DEVELOPING STORIES

OFFICE SPACE TO HOTEL ROOMS
Could 1111 West Hastings become somewhat a future trend?

by Jake McGrail
(click images to enlarge)

The current office building at 1111 west hastings (google maps)

We’ve covered hotel developments in this column before, including the then-impending, now-done demolition of the old Listel Hotel on Robson Street (see related links below), as well as the controversial proposal to turn the Rosellen Suites Hotel into a much larger tower on Barclay Street.

The pushes for both of those projects have been fuelled in large part by the oft-cited need for new hotel rooms in Vancouver. City council has tried to encourage new hotel construction, as in recent years Vancouver has often ranked #1 in terms of both hotel occupancy rate and most expensive average room rate in all of Canada. 

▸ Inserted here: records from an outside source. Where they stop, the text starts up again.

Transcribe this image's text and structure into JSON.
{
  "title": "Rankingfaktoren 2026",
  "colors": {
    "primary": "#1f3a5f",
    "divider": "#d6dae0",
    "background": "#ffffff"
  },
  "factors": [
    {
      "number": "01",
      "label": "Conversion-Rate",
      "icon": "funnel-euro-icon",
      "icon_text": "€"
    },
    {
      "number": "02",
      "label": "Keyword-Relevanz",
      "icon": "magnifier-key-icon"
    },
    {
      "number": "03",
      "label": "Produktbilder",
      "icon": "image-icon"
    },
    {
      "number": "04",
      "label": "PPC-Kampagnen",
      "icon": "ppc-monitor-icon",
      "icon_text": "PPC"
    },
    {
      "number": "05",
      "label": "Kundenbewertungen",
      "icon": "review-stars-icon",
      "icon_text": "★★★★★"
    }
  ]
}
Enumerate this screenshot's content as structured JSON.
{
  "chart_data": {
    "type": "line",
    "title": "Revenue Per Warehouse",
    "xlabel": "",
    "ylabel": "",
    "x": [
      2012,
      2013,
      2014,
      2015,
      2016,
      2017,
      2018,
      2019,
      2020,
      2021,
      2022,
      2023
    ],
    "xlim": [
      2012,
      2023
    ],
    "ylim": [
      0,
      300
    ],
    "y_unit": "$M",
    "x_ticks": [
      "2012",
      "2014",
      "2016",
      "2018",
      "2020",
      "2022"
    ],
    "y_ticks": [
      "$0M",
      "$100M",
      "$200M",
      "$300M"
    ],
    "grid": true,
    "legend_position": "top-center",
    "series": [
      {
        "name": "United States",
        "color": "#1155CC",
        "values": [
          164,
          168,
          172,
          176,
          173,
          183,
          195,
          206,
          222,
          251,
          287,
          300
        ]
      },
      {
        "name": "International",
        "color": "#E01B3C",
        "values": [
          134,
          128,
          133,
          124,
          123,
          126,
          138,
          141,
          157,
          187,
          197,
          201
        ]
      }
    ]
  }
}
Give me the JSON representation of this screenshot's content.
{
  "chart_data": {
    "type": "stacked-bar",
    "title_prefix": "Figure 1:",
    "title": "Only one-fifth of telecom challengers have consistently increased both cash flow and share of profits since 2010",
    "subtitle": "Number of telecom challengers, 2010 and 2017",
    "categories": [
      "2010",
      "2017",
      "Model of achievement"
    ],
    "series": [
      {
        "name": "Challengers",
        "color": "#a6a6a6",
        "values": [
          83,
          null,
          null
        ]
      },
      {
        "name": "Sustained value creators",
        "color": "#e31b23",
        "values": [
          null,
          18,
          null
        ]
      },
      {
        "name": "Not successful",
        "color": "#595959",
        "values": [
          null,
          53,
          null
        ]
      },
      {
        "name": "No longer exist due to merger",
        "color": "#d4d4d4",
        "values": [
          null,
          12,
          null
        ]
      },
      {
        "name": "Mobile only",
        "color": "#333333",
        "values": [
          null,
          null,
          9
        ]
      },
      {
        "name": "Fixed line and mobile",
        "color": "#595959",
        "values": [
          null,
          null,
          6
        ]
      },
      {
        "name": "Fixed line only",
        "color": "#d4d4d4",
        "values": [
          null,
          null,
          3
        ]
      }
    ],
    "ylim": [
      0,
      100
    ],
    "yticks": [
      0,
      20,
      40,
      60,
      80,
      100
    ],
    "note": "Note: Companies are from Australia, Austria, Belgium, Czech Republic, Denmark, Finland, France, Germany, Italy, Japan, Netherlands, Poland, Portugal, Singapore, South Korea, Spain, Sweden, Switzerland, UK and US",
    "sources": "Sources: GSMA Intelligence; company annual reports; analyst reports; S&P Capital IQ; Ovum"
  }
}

There are now over two dozen hotel projects at different stages in their process across the city, and even if all of them are completed in their current form (which is probably about as likely as an MLB team coming to Vancouver) that would still only about 60 percent of the way towards the goal of 10,000 new rooms by 2030 that was set out by the city a few years ago. In short, there is a desire to find solutions to this crunch.

A REndering of the proposed germain hotel (germain hôtels/reliance properties)

Enter 1111 West Hastings Street. Cozied up with the Pinnacle Hotel Harbourfront and the Marriott Pinnacle Downtown Hotel, the lot is currently occupied by a 12-storey office building that’s conveniently located quite close to the Vancouver Convention Centre, Waterfront Station and other points of interest in Coal Harbour.

Recently purchased by Montreal-based Germain Hôtels and local real estate developer Reliance Properties, the two companies seek to turn 1111 West Hastings, which reportedly has a 70 percent lease rate for its offices as of last year, into a 180-room hotel.

On paper, this type of move seems to make a lot of sense. The lot already has the type of zoning needed for a hotel, and the developers don’t even plan for a full tear-down, but rather a gutting of the insides and a refresh of the existing exterior. The building certainly has a number of corporate tenants, but with an office vacancy rate hovering a little over 10 percent in the city as a whole, the businesses impacted will hopefully be able to find a new spot to move to.

This type of conversion from office space to hotel space has become more common in recent years in some other Canadian cities, most notably Calgary which at one point had an office vacancy rate over 30 percent and has since offered a financial incentive of $75 per square foot of office space converted into hotel space.

Vancouver doesn’t have nearly that high of a vacancy rate, but with how desperate the city is to create more hotels in order to not lose out on millions of potential tourism dollars, this is an avenue that - while not likely one to fill the void on its own - could provide a nice boost.

Given that it took less than four months after its submission in August of 2025 for Reliance and Germain’s application to be approved by the city, the powers that be clearly see value in this project going forward. The initial goal is for the new hotel to open in 2029, but construction isn’t yet underway.

The developers must give the existing tenants in the office building long enough notice to move out before they can begin their renovations, and the Reliance Properties website currently advertises “flexible, short-term leases” as being available inside the building. That indicates a plan to move forward with the project in the near future, but exactly how near is anyone’s guess at the moment.